Katalin Szász (right) with her sister, before 1939.

Katalin spent her childhood in Hungary with her younger sister Erszebet (she later changed her name to Hava), her parents, and grandparents. The family owned a store for clothes, shoes, coffee and books. The anti-Jewish laws passed in Hungary in 1939 and 1942 hit the family business hard. Katalin had to quit school early because her parents could no longer afford her tuition.

(Zahava Stessel)

Transport list from Bergen-Belsen to Markleeberg, 17 December 1944 (pages 1 and 4 of 6).

Katalin and her sister (on the list the numbers 225 and 226) pretended to be older when they arrived in Auschwitz-Birkenau, so that they could be categorized as “fit for work.” They were initially sent to the Bergen-Belsen Concentration Camp. In December 1944, both were transferred, along with 300 other women and girls, to the Leipzig-Markleeberg subcamp for forced labor.

(Arolsen Archives)

Buchenwald Concentration Camp prisoner registration file for Katalin Szász, 17 December 1944.

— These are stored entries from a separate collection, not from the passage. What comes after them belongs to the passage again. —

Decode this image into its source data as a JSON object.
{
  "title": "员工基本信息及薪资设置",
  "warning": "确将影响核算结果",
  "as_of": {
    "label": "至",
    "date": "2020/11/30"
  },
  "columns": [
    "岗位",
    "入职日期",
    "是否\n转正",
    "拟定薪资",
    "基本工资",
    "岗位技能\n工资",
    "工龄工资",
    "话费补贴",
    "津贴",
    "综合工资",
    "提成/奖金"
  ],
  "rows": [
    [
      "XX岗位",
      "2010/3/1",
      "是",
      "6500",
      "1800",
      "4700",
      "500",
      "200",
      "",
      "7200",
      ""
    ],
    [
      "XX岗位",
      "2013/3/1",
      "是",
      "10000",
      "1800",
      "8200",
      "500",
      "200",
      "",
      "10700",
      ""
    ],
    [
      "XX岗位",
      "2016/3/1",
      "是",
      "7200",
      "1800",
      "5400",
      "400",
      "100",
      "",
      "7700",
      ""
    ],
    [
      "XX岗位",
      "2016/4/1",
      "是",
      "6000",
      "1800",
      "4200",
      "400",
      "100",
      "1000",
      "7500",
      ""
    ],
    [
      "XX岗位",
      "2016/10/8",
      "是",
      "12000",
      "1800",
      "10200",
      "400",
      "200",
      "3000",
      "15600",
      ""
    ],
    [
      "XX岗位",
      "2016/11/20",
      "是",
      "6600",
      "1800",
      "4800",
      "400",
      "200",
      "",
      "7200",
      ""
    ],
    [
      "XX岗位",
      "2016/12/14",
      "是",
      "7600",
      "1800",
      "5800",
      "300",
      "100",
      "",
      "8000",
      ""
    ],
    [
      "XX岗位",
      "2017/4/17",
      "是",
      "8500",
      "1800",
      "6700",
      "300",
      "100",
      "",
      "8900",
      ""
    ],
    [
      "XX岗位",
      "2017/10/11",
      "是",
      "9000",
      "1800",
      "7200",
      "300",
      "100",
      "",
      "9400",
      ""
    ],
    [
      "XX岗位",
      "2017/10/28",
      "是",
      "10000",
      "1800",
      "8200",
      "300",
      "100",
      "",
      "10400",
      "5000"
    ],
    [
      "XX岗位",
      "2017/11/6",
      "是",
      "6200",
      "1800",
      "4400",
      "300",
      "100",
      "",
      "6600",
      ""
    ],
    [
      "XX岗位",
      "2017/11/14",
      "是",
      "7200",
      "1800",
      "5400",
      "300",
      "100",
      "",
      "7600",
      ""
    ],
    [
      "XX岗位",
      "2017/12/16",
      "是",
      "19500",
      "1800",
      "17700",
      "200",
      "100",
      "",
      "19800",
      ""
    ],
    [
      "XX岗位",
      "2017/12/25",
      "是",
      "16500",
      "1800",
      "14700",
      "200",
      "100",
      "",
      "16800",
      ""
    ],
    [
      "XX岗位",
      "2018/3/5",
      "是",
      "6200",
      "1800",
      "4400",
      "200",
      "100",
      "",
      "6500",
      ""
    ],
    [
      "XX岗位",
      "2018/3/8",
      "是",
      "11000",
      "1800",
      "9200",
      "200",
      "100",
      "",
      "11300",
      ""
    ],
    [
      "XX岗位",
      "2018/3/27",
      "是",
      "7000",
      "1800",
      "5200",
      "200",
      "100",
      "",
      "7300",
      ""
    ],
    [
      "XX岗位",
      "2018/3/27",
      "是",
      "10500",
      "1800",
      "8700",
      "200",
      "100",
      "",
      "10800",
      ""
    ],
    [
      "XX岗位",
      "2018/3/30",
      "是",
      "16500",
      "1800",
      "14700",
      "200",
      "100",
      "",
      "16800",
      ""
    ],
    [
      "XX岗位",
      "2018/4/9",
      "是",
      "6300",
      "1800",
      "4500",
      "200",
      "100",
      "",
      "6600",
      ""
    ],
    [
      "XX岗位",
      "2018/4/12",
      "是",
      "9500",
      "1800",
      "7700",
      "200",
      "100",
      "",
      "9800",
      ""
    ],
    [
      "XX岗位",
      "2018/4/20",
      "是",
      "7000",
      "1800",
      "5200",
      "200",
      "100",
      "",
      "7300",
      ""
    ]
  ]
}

In the Markleeberg subcamp, she was registered as a “polit. ungar. Jüdin” (political prisoner, Hungarian Jewess) and is given the number 50226. Her date of birth is entered as 1926. In fact, she was four years younger.

(Arolsen Archives)

Buchenwald Concentration Camp work card for Katalin Szász, December 1944.

On the Buchenwald work card, the entry “Juma” stands for Junkers-Werke-Markleeberg. 1000 Hungarian Jewish women were forced laborers for the aircraft production there.

(Arolsen Archives)

„After some terrible work assignments in a stone quarry, Hava and I were given indoor jobs. Hava was given a job randomly on an automatic machine and I was given the task of sweeping the floors inside the factory around the machines with a heavy broom.”

Zahava Stessel's account of forced labor in Markleeberg, 2021.

The women were put to work in the Junkers-Werke engine plant, where they had to produce airplane parts. Katalin was too small to work on the machine and was given the task of sweeping up the metal filings that fell to the ground. This lighter work saved her life.

(private property)

16-year-old Katalin Szász in the Indersdorf DP camp near Munich, 1946.

After the sisters were liberated by Soviet soldiers while on a death march, they returned to Hungary. They hoped to find at least their father. When they learned that none of their family had survived, they decided to emigrate to Palestine. From a DP camp in the Indersdorf monastery, they traveled via France to Palestine, where they arrived in February 1947.

(Zahava Stessel)

Zahava Stessel with her sister Hava Ginsburg in Leipzig-Markleeberg, 1998.

In the 1990s, Zahava Stessel, together with other survivors, campaigned for the redesign of the memorial plaque, dedicated in 1998, at the former concentration camp subcamp in Markleeberg. Zahava spoke several times for school classes about her camp experiences. In 2008, the city of Markleeberg awarded her honorary citizenship.